The IEA today condemned apparent attempts to kill off US shale oil production, warning that collapsing oil prices threaten the stability of some oil-producing countries. The agency was responding to Saudi Arabia’s decision to raise its production following Russia’s refusal to agree to output cuts at last week’s Opec+ talks.
The impact of the turmoil is heightened by the underlying Covid-19 virus outbreak, which is constricting travel and broader economic activity. It is threatening an “unprecedented overhang” of 3.5mn bl/d of oil supply in the first quarter of 2020, warned executive director Fatih Birol.
“At a time of such uncertainty and potential vulnerability for the world economy, playing Russian roulette in oil markets may well have grave consequences,” he says.
With the price of Brent crude having fallen to around $35/bl—following the biggest one-day fall since the Gulf War of the early 1990s—Birol says he was worried about some of the major oil-producing countries, with the situation likely to be more severe than that following the oil price crash of 2014.
The IEA now expects oil demand in its base scenario to fall by 90,000 bl/d in 2020—the first drop since 2009
“There will be huge strains on the financial balance of major producers as the collapse in oil prices brings their revenues down to historic lows,” he says. “In some major producing economies, it will be almost impossible to finance essential areas such as health, public sector employment and education—and we may well see social pressures that challenge the stability of countries such as Iraq, Angola and Nigeria.”
Birol made his comments as the agency launched its latest market forecast for 2020 and its annual five-year forecast to 2025.
The IEA now expects oil demand in its base scenario to fall by 90,000bl/d in 2020—the first drop since 2009—which compares with its forecast a month ago of growth of 825,000bl/d, a downgrade of close to 1mn bl/d. That would lead to total demand in 2020 of 99.9mn bl/d.
But the fall could be much worse. To account for the “extreme uncertainty facing energy markets” the agency has developed two other scenarios.
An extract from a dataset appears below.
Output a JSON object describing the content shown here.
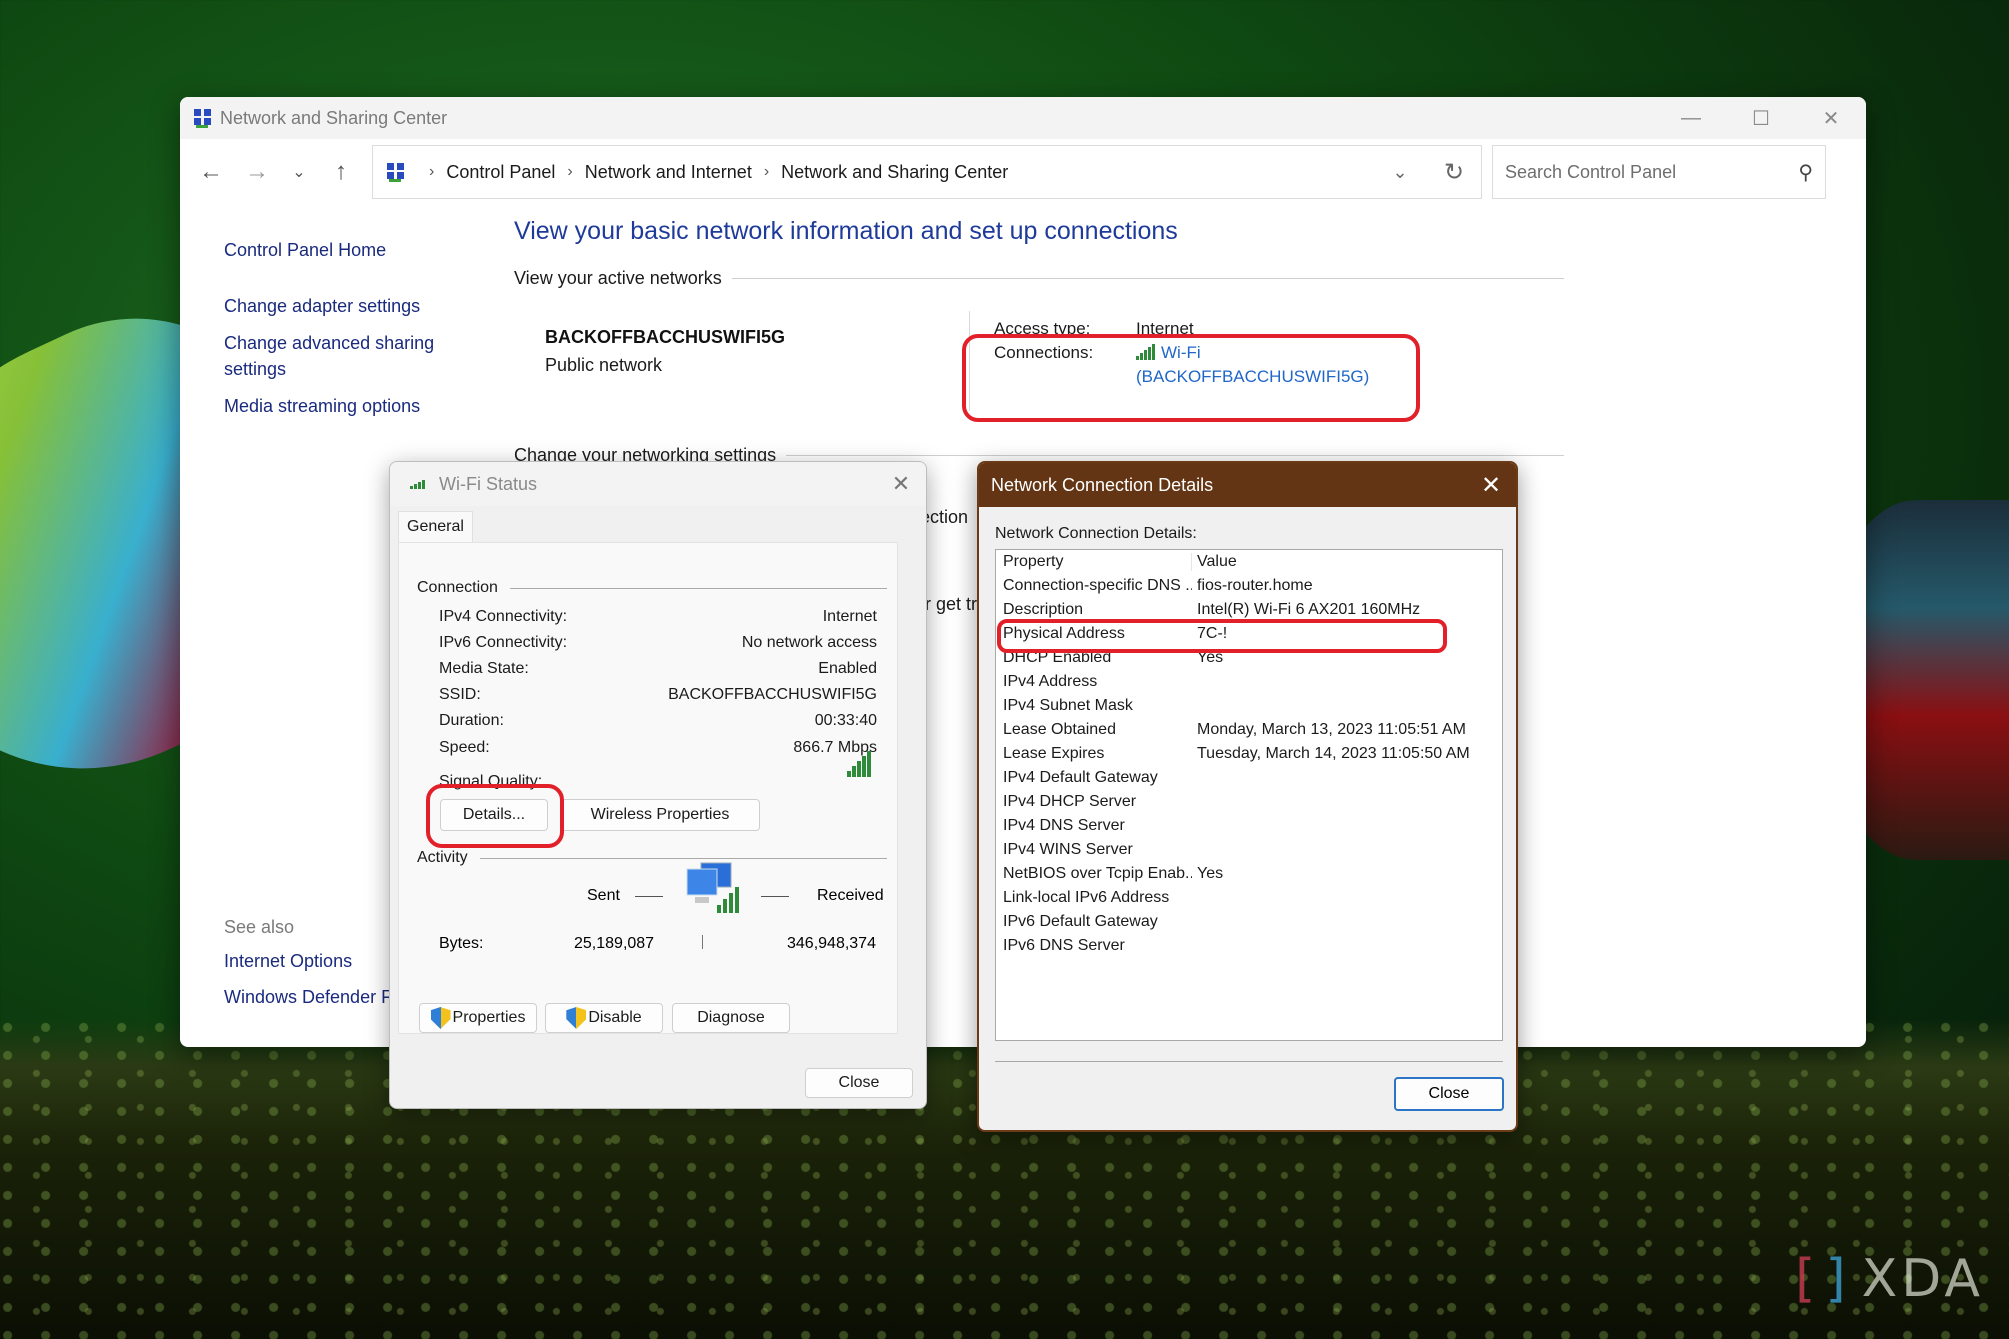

In its ‘low’ case, global measures to contain Covid-19 fail, leading to a demand fall of 730,000bl/d, a downgrade of more than 1.5mn bl/d. In its more optimistic ‘high’ case, demand grows by 480,000bl/d as the virus is quickly contained.
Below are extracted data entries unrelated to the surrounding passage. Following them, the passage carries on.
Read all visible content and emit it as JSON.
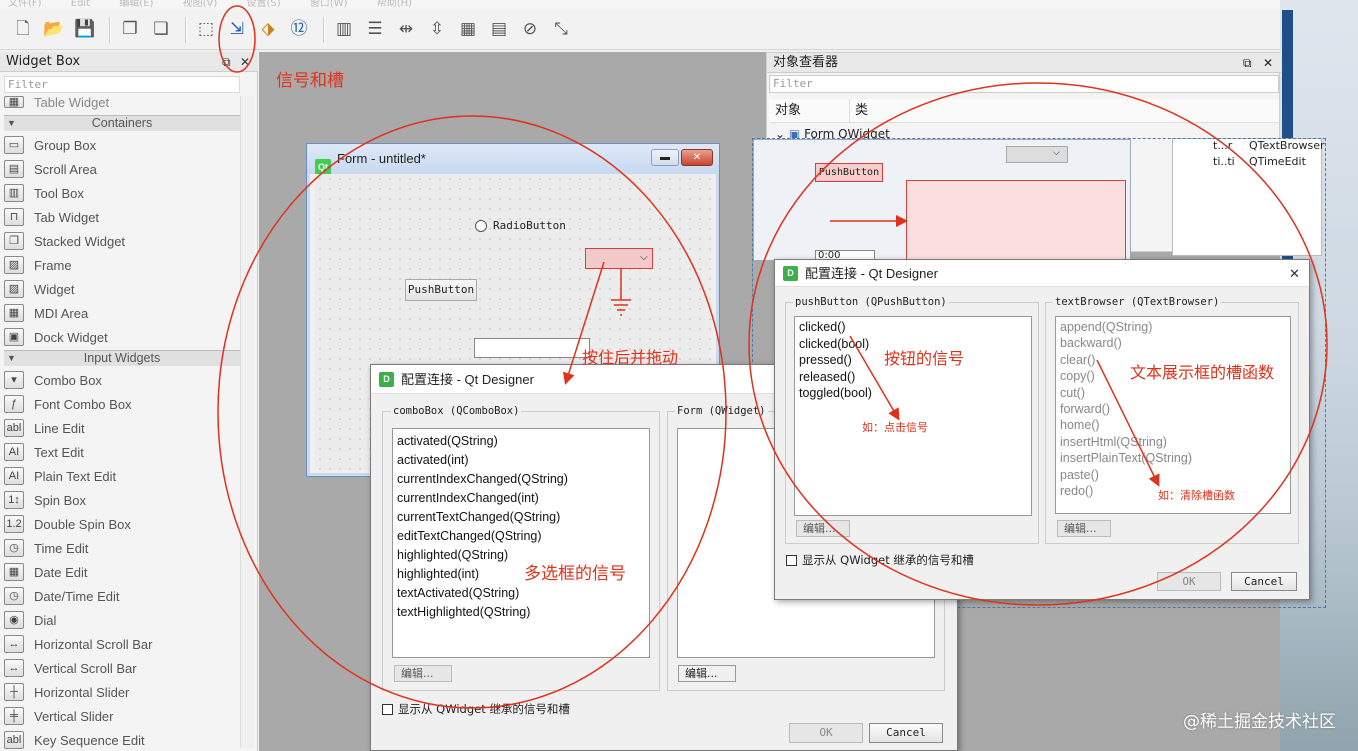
{
  "menubar": {
    "items": [
      "文件(F)",
      "Edit",
      "编辑(E)",
      "视图(V)",
      "设置(S)",
      "窗口(W)",
      "帮助(H)"
    ]
  },
  "toolbar": {
    "buttons": [
      "new-file-icon",
      "open-folder-icon",
      "save-icon",
      "window-icon",
      "window-stack-icon",
      "edit-widgets-icon",
      "edit-signals-slots-icon",
      "edit-buddies-icon",
      "edit-tab-order-icon",
      "layout-horizontal-icon",
      "layout-vertical-icon",
      "layout-horizontal-splitter-icon",
      "layout-vertical-splitter-icon",
      "layout-grid-icon",
      "layout-form-icon",
      "break-layout-icon",
      "adjust-size-icon"
    ]
  },
  "widget_box": {
    "title": "Widget Box",
    "filter_placeholder": "Filter",
    "partial_item": "Table Widget",
    "containers_label": "Containers",
    "containers": [
      {
        "label": "Group Box",
        "icon": "group-box-icon",
        "glyph": "▭"
      },
      {
        "label": "Scroll Area",
        "icon": "scroll-area-icon",
        "glyph": "▤"
      },
      {
        "label": "Tool Box",
        "icon": "tool-box-icon",
        "glyph": "▥"
      },
      {
        "label": "Tab Widget",
        "icon": "tab-widget-icon",
        "glyph": "⊓"
      },
      {
        "label": "Stacked Widget",
        "icon": "stacked-widget-icon",
        "glyph": "❐"
      },
      {
        "label": "Frame",
        "icon": "frame-icon",
        "glyph": "▨"
      },
      {
        "label": "Widget",
        "icon": "widget-icon",
        "glyph": "▨"
      },
      {
        "label": "MDI Area",
        "icon": "mdi-area-icon",
        "glyph": "▦"
      },
      {
        "label": "Dock Widget",
        "icon": "dock-widget-icon",
        "glyph": "▣"
      }
    ],
    "inputs_label": "Input Widgets",
    "inputs": [
      {
        "label": "Combo Box",
        "icon": "combo-box-icon",
        "glyph": "▾"
      },
      {
        "label": "Font Combo Box",
        "icon": "font-combo-box-icon",
        "glyph": "ƒ"
      },
      {
        "label": "Line Edit",
        "icon": "line-edit-icon",
        "glyph": "abl"
      },
      {
        "label": "Text Edit",
        "icon": "text-edit-icon",
        "glyph": "AI"
      },
      {
        "label": "Plain Text Edit",
        "icon": "plain-text-edit-icon",
        "glyph": "AI"
      },
      {
        "label": "Spin Box",
        "icon": "spin-box-icon",
        "glyph": "1↕"
      },
      {
        "label": "Double Spin Box",
        "icon": "double-spin-box-icon",
        "glyph": "1.2"
      },
      {
        "label": "Time Edit",
        "icon": "time-edit-icon",
        "glyph": "◷"
      },
      {
        "label": "Date Edit",
        "icon": "date-edit-icon",
        "glyph": "▦"
      },
      {
        "label": "Date/Time Edit",
        "icon": "datetime-edit-icon",
        "glyph": "◷"
      },
      {
        "label": "Dial",
        "icon": "dial-icon",
        "glyph": "◉"
      },
      {
        "label": "Horizontal Scroll Bar",
        "icon": "horizontal-scroll-bar-icon",
        "glyph": "↔"
      },
      {
        "label": "Vertical Scroll Bar",
        "icon": "vertical-scroll-bar-icon",
        "glyph": "↔"
      },
      {
        "label": "Horizontal Slider",
        "icon": "horizontal-slider-icon",
        "glyph": "┼"
      },
      {
        "label": "Vertical Slider",
        "icon": "vertical-slider-icon",
        "glyph": "╪"
      },
      {
        "label": "Key Sequence Edit",
        "icon": "key-sequence-edit-icon",
        "glyph": "abl"
      }
    ]
  },
  "form": {
    "title": "Form - untitled*",
    "radio_label": "RadioButton",
    "push_label": "PushButton"
  },
  "annotations": {
    "signals_slots": "信号和槽",
    "press_drag": "按住后并拖动",
    "combo_signals": "多选框的信号",
    "button_signals": "按钮的信号",
    "textbrowser_slots": "文本展示框的槽函数",
    "click_signal": "如：点击信号",
    "clear_slot": "如：清除槽函数"
  },
  "inspector": {
    "title": "对象查看器",
    "filter_placeholder": "Filter",
    "col_object": "对象",
    "col_class": "类",
    "root_label": "Form QWidget",
    "rows": [
      {
        "object": "t...r",
        "class": "QTextBrowser"
      },
      {
        "object": "ti..ti",
        "class": "QTimeEdit"
      }
    ]
  },
  "form2": {
    "push_label": "PushButton",
    "time_value": "0:00"
  },
  "dialog1": {
    "title": "配置连接 - Qt Designer",
    "left_group": "comboBox (QComboBox)",
    "right_group": "Form (QWidget)",
    "signals": [
      "activated(QString)",
      "activated(int)",
      "currentIndexChanged(QString)",
      "currentIndexChanged(int)",
      "currentTextChanged(QString)",
      "editTextChanged(QString)",
      "highlighted(QString)",
      "highlighted(int)",
      "textActivated(QString)",
      "textHighlighted(QString)"
    ],
    "edit_label": "编辑...",
    "inherit_label": "显示从 QWidget 继承的信号和槽",
    "ok_label": "OK",
    "cancel_label": "Cancel"
  },
  "dialog2": {
    "title": "配置连接 - Qt Designer",
    "left_group": "pushButton (QPushButton)",
    "right_group": "textBrowser (QTextBrowser)",
    "signals": [
      "clicked()",
      "clicked(bool)",
      "pressed()",
      "released()",
      "toggled(bool)"
    ],
    "slots": [
      "append(QString)",
      "backward()",
      "clear()",
      "copy()",
      "cut()",
      "forward()",
      "home()",
      "insertHtml(QString)",
      "insertPlainText(QString)",
      "paste()",
      "redo()"
    ],
    "edit_label": "编辑...",
    "inherit_label": "显示从 QWidget 继承的信号和槽",
    "ok_label": "OK",
    "cancel_label": "Cancel"
  },
  "watermark": "@稀土掘金技术社区",
  "colors": {
    "annotation": "#e0311a",
    "window_border": "#6a8fc2",
    "canvas": "#a9a9a9"
  }
}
While the coronavirus outbreak has affected a wide range of energy markets, the impact on oil has been “particularly severe because it is stopping people and goods from moving around, dealing a heavy blow to demand for transport fuels”. This is especially so in China, where the outbreak began and which accounted for 80pc of global oil demand growth in 2019.
The IEA’s medium-term outlook forecasts that oil demand will grow by an annual average of close to 1mn bl/d to 2025, when there will be a total increase in annual demand over today of 5.7mn bl/d, with China and India accounting for around half of this growth. Demand is expected to contract in 2020 with a “sharp rebound” next year.
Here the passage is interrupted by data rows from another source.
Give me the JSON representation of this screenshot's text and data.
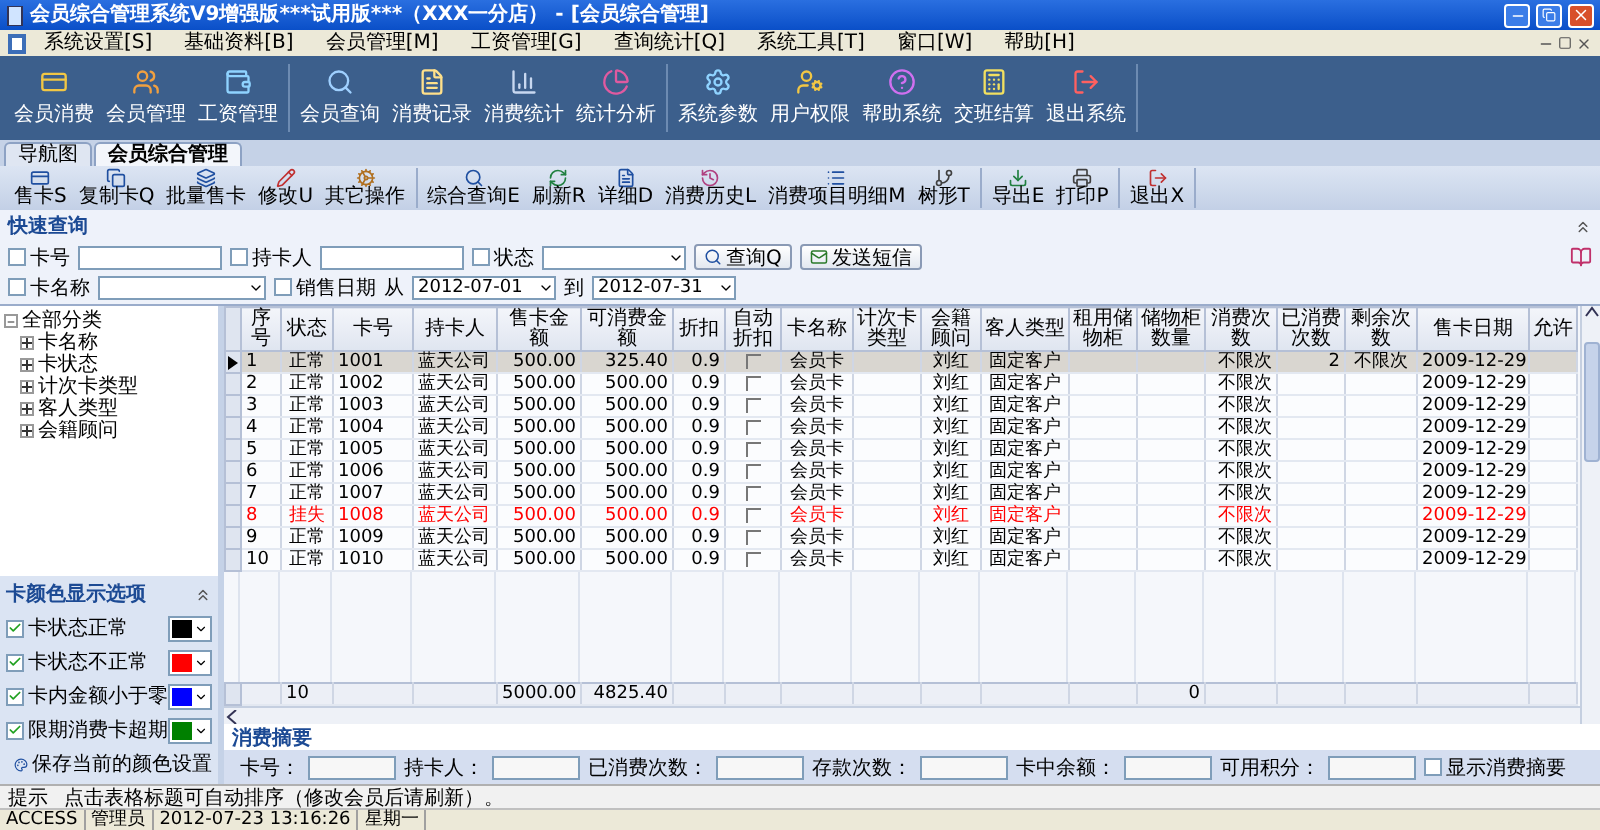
{
  "window": {
    "title": "会员综合管理系统V9增强版***试用版***（XXX一分店） - [会员综合管理]"
  },
  "menu": [
    "系统设置[S]",
    "基础资料[B]",
    "会员管理[M]",
    "工资管理[G]",
    "查询统计[Q]",
    "系统工具[T]",
    "窗口[W]",
    "帮助[H]"
  ],
  "toolbar": [
    [
      "会员消费",
      "会员管理",
      "工资管理"
    ],
    [
      "会员查询",
      "消费记录",
      "消费统计",
      "统计分析"
    ],
    [
      "系统参数",
      "用户权限",
      "帮助系统",
      "交班结算",
      "退出系统"
    ]
  ],
  "tabs": [
    {
      "label": "导航图",
      "selected": false
    },
    {
      "label": "会员综合管理",
      "selected": true
    }
  ],
  "actions": [
    [
      "售卡S",
      "复制卡Q",
      "批量售卡",
      "修改U",
      "其它操作"
    ],
    [
      "综合查询E",
      "刷新R",
      "详细D",
      "消费历史L",
      "消费项目明细M",
      "树形T"
    ],
    [
      "导出E",
      "打印P"
    ],
    [
      "退出X"
    ]
  ],
  "quick_query": {
    "title": "快速查询",
    "row1": [
      {
        "label": "卡号",
        "checked": false,
        "kind": "input"
      },
      {
        "label": "持卡人",
        "checked": false,
        "kind": "input"
      },
      {
        "label": "状态",
        "checked": false,
        "kind": "select"
      }
    ],
    "query_button": "查询Q",
    "sms_button": "发送短信",
    "card_name": {
      "label": "卡名称",
      "checked": false
    },
    "sale_date": {
      "label": "销售日期",
      "checked": false,
      "from_label": "从",
      "from": "2012-07-01",
      "to_label": "到",
      "to": "2012-07-31"
    }
  },
  "tree": {
    "label": "全部分类",
    "expanded": true,
    "children": [
      {
        "label": "卡名称",
        "expanded": false
      },
      {
        "label": "卡状态",
        "expanded": false
      },
      {
        "label": "计次卡类型",
        "expanded": false
      },
      {
        "label": "客人类型",
        "expanded": false
      },
      {
        "label": "会籍顾问",
        "expanded": false
      }
    ]
  },
  "color_options": {
    "title": "卡颜色显示选项",
    "items": [
      {
        "label": "卡状态正常",
        "checked": true,
        "color": "#000000"
      },
      {
        "label": "卡状态不正常",
        "checked": true,
        "color": "#ff0000"
      },
      {
        "label": "卡内金额小于零",
        "checked": true,
        "color": "#0000ff"
      },
      {
        "label": "限期消费卡超期",
        "checked": true,
        "color": "#008000"
      }
    ],
    "save": "保存当前的颜色设置"
  },
  "table": {
    "columns": [
      "序号",
      "状态",
      "卡号",
      "持卡人",
      "售卡金额",
      "可消费金额",
      "折扣",
      "自动折扣",
      "卡名称",
      "计次卡类型",
      "会籍顾问",
      "客人类型",
      "租用储物柜",
      "储物柜数量",
      "消费次数",
      "已消费次数",
      "剩余次数",
      "售卡日期",
      "允许"
    ],
    "rows": [
      {
        "selected": true,
        "color": "#000000",
        "seq": "1",
        "status": "正常",
        "card_no": "1001",
        "holder": "蓝天公司",
        "sale_amount": "500.00",
        "spendable": "325.40",
        "discount": "0.9",
        "auto_discount": false,
        "card_name": "会员卡",
        "counsellor": "刘红",
        "guest_type": "固定客户",
        "times": "不限次",
        "consumed": "2",
        "remaining": "不限次",
        "sale_date": "2009-12-29"
      },
      {
        "selected": false,
        "color": "#000000",
        "seq": "2",
        "status": "正常",
        "card_no": "1002",
        "holder": "蓝天公司",
        "sale_amount": "500.00",
        "spendable": "500.00",
        "discount": "0.9",
        "auto_discount": false,
        "card_name": "会员卡",
        "counsellor": "刘红",
        "guest_type": "固定客户",
        "times": "不限次",
        "sale_date": "2009-12-29"
      },
      {
        "selected": false,
        "color": "#000000",
        "seq": "3",
        "status": "正常",
        "card_no": "1003",
        "holder": "蓝天公司",
        "sale_amount": "500.00",
        "spendable": "500.00",
        "discount": "0.9",
        "auto_discount": false,
        "card_name": "会员卡",
        "counsellor": "刘红",
        "guest_type": "固定客户",
        "times": "不限次",
        "sale_date": "2009-12-29"
      },
      {
        "selected": false,
        "color": "#000000",
        "seq": "4",
        "status": "正常",
        "card_no": "1004",
        "holder": "蓝天公司",
        "sale_amount": "500.00",
        "spendable": "500.00",
        "discount": "0.9",
        "auto_discount": false,
        "card_name": "会员卡",
        "counsellor": "刘红",
        "guest_type": "固定客户",
        "times": "不限次",
        "sale_date": "2009-12-29"
      },
      {
        "selected": false,
        "color": "#000000",
        "seq": "5",
        "status": "正常",
        "card_no": "1005",
        "holder": "蓝天公司",
        "sale_amount": "500.00",
        "spendable": "500.00",
        "discount": "0.9",
        "auto_discount": false,
        "card_name": "会员卡",
        "counsellor": "刘红",
        "guest_type": "固定客户",
        "times": "不限次",
        "sale_date": "2009-12-29"
      },
      {
        "selected": false,
        "color": "#000000",
        "seq": "6",
        "status": "正常",
        "card_no": "1006",
        "holder": "蓝天公司",
        "sale_amount": "500.00",
        "spendable": "500.00",
        "discount": "0.9",
        "auto_discount": false,
        "card_name": "会员卡",
        "counsellor": "刘红",
        "guest_type": "固定客户",
        "times": "不限次",
        "sale_date": "2009-12-29"
      },
      {
        "selected": false,
        "color": "#000000",
        "seq": "7",
        "status": "正常",
        "card_no": "1007",
        "holder": "蓝天公司",
        "sale_amount": "500.00",
        "spendable": "500.00",
        "discount": "0.9",
        "auto_discount": false,
        "card_name": "会员卡",
        "counsellor": "刘红",
        "guest_type": "固定客户",
        "times": "不限次",
        "sale_date": "2009-12-29"
      },
      {
        "selected": false,
        "color": "#ff0000",
        "seq": "8",
        "status": "挂失",
        "card_no": "1008",
        "holder": "蓝天公司",
        "sale_amount": "500.00",
        "spendable": "500.00",
        "discount": "0.9",
        "auto_discount": false,
        "card_name": "会员卡",
        "counsellor": "刘红",
        "guest_type": "固定客户",
        "times": "不限次",
        "sale_date": "2009-12-29"
      },
      {
        "selected": false,
        "color": "#000000",
        "seq": "9",
        "status": "正常",
        "card_no": "1009",
        "holder": "蓝天公司",
        "sale_amount": "500.00",
        "spendable": "500.00",
        "discount": "0.9",
        "auto_discount": false,
        "card_name": "会员卡",
        "counsellor": "刘红",
        "guest_type": "固定客户",
        "times": "不限次",
        "sale_date": "2009-12-29"
      },
      {
        "selected": false,
        "color": "#000000",
        "seq": "10",
        "status": "正常",
        "card_no": "1010",
        "holder": "蓝天公司",
        "sale_amount": "500.00",
        "spendable": "500.00",
        "discount": "0.9",
        "auto_discount": false,
        "card_name": "会员卡",
        "counsellor": "刘红",
        "guest_type": "固定客户",
        "times": "不限次",
        "sale_date": "2009-12-29"
      }
    ],
    "totals": {
      "status": "10",
      "sale_amount": "5000.00",
      "spendable": "4825.40",
      "lockers": "0"
    }
  },
  "summary": {
    "title": "消费摘要",
    "fields": [
      "卡号：",
      "持卡人：",
      "已消费次数：",
      "存款次数：",
      "卡中余额：",
      "可用积分："
    ],
    "show_summary": {
      "label": "显示消费摘要",
      "checked": false
    }
  },
  "hint": {
    "label": "提示",
    "text": "点击表格标题可自动排序（修改会员后请刷新）。"
  },
  "status_bar": [
    "ACCESS",
    "管理员",
    "2012-07-23 13:16:26",
    "星期一"
  ]
}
Global production capacity is forecast to rise by 5.9mn bl/d, with three-quarters of that coming from non-Opec producers. However, output growth loses its momentum in the US and other non-OPEC countries after 2022, “allowing Opec producers from the Middle East to turn the taps back up to keep the market in balance”.
Birol expressed scepticism that any attempt to kill off US shale oil production would succeed.
“At these prices we could see a halt to growth because many independent producers are already heavily indebted. But this situation could also lead to consolidation in the near future, which could bring further efficiency gains. The shale industry has proven its resilience again and again.”